A striking panorama of national collective memory told entirely through archive material in this playful, immersive journey through Lebanon’s history and culture.
As freewheeling as a travelogue, Lana Daher’s mercurial documentary eschews talking heads and voiceover, drawing instead from more than 20,000 hours of archival footage to channel the resilient spirit of Beirut.
Do You Love Me 2025
This poetic, layered collage of archival footage spanning 70 years of narrative cinema, television, home videos, news media, music and photography is particularly impressive considering the country has no national media archive.

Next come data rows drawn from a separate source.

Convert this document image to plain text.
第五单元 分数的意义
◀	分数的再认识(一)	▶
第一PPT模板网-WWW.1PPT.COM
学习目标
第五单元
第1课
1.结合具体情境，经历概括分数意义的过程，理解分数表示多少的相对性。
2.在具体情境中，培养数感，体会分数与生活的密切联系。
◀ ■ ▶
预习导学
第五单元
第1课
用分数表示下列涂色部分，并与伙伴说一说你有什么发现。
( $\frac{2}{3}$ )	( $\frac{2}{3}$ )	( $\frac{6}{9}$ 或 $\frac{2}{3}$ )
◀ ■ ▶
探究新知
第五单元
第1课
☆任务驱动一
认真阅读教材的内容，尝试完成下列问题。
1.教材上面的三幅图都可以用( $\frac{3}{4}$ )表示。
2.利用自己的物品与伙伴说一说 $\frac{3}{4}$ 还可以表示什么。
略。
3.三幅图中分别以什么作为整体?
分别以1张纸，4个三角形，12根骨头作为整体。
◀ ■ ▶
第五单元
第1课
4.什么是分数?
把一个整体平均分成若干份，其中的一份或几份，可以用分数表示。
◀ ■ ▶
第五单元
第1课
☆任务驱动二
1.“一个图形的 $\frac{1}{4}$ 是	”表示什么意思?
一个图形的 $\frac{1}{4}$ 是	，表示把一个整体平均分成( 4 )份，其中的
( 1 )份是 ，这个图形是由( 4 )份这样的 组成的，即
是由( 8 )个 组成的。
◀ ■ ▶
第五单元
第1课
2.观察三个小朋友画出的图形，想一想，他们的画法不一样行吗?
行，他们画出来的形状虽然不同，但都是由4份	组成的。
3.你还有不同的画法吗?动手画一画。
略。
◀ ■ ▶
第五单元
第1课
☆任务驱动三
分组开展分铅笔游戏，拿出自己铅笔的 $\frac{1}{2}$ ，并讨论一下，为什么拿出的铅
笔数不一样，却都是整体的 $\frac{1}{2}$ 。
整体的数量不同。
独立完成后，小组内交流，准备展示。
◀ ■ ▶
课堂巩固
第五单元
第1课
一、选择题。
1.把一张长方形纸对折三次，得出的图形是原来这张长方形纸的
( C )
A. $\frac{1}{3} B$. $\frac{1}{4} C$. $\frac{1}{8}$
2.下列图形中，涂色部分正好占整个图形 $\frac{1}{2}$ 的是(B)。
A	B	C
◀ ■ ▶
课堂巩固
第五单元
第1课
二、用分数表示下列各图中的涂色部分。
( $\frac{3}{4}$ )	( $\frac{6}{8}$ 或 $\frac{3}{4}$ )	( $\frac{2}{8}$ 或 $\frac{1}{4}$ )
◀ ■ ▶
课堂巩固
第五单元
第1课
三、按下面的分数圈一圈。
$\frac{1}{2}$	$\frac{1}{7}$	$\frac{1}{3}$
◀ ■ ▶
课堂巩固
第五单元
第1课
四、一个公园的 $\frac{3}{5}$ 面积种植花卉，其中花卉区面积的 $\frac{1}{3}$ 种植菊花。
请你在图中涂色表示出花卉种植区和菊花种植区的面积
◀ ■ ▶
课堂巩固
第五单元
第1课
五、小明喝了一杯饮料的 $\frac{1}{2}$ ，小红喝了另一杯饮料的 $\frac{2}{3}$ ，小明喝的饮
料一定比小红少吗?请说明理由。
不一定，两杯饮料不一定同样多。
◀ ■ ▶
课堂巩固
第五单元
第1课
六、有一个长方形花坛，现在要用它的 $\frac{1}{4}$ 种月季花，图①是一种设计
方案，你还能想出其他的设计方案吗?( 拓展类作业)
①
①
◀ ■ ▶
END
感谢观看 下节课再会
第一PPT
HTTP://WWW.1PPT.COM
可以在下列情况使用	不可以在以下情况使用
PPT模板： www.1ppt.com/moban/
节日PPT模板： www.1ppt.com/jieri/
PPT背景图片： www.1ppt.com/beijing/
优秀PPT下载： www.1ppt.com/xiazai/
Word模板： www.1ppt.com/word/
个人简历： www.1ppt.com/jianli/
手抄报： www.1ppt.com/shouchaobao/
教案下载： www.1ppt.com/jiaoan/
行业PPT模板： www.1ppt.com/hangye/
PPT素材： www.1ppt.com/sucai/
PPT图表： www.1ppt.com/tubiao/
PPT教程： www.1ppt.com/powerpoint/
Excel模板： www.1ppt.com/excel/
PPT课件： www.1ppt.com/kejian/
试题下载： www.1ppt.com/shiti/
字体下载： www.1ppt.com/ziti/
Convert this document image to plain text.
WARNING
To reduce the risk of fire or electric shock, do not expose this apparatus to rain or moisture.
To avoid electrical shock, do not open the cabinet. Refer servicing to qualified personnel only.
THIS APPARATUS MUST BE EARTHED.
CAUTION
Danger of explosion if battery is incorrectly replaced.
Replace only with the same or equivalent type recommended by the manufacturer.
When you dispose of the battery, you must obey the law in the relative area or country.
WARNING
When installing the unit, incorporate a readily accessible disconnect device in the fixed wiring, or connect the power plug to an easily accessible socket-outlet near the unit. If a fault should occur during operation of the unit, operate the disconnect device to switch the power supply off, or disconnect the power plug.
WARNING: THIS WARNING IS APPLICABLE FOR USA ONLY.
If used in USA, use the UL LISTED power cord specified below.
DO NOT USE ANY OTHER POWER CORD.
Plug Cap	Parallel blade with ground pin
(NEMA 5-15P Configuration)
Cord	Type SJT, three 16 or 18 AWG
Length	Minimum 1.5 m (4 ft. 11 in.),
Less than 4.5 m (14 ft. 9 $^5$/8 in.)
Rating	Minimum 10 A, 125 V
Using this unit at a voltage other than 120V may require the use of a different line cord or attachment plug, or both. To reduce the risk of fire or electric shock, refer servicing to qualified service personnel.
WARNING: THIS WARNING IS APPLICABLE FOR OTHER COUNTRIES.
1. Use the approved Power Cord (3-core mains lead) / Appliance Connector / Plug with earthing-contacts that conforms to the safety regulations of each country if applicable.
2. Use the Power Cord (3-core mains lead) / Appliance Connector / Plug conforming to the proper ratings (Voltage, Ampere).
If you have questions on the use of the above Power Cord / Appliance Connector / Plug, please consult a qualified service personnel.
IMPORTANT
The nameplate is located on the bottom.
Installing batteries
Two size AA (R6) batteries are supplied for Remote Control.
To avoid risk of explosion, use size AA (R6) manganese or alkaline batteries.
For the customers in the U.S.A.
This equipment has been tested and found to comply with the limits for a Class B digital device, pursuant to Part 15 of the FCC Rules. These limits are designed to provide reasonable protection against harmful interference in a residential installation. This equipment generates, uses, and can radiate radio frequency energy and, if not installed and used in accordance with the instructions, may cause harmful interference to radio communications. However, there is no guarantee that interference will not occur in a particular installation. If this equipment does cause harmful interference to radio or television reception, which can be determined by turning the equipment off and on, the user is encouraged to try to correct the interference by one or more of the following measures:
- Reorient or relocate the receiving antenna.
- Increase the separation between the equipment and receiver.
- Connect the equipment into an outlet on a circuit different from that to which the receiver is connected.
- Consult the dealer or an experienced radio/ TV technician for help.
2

Filmmaker Lana Daher utilises archive, editing and sound design to construct a powerful document of Lebanon’s turbulent contemporary history where resilience is forced by violent circumstance. Pairing footage of a city destroyed by bombs with sequences of ordinary living; weddings, parties, family gatherings; illustrates the human desire to find joy where we can — even under relentless war and conflict, life goes on.
Working with editor Qutaiba Barhamj (The Voice of Hind Rajab, NZIFF 2026), Daher looks destruction and displacement square in the eye yet never succumbs to despair. Described as “a love letter to Beirut”, the cumulative effect of this feat of audiovisual research is a celebration of memory preservation as resistance, and an open-hearted, emotional portrait of a people.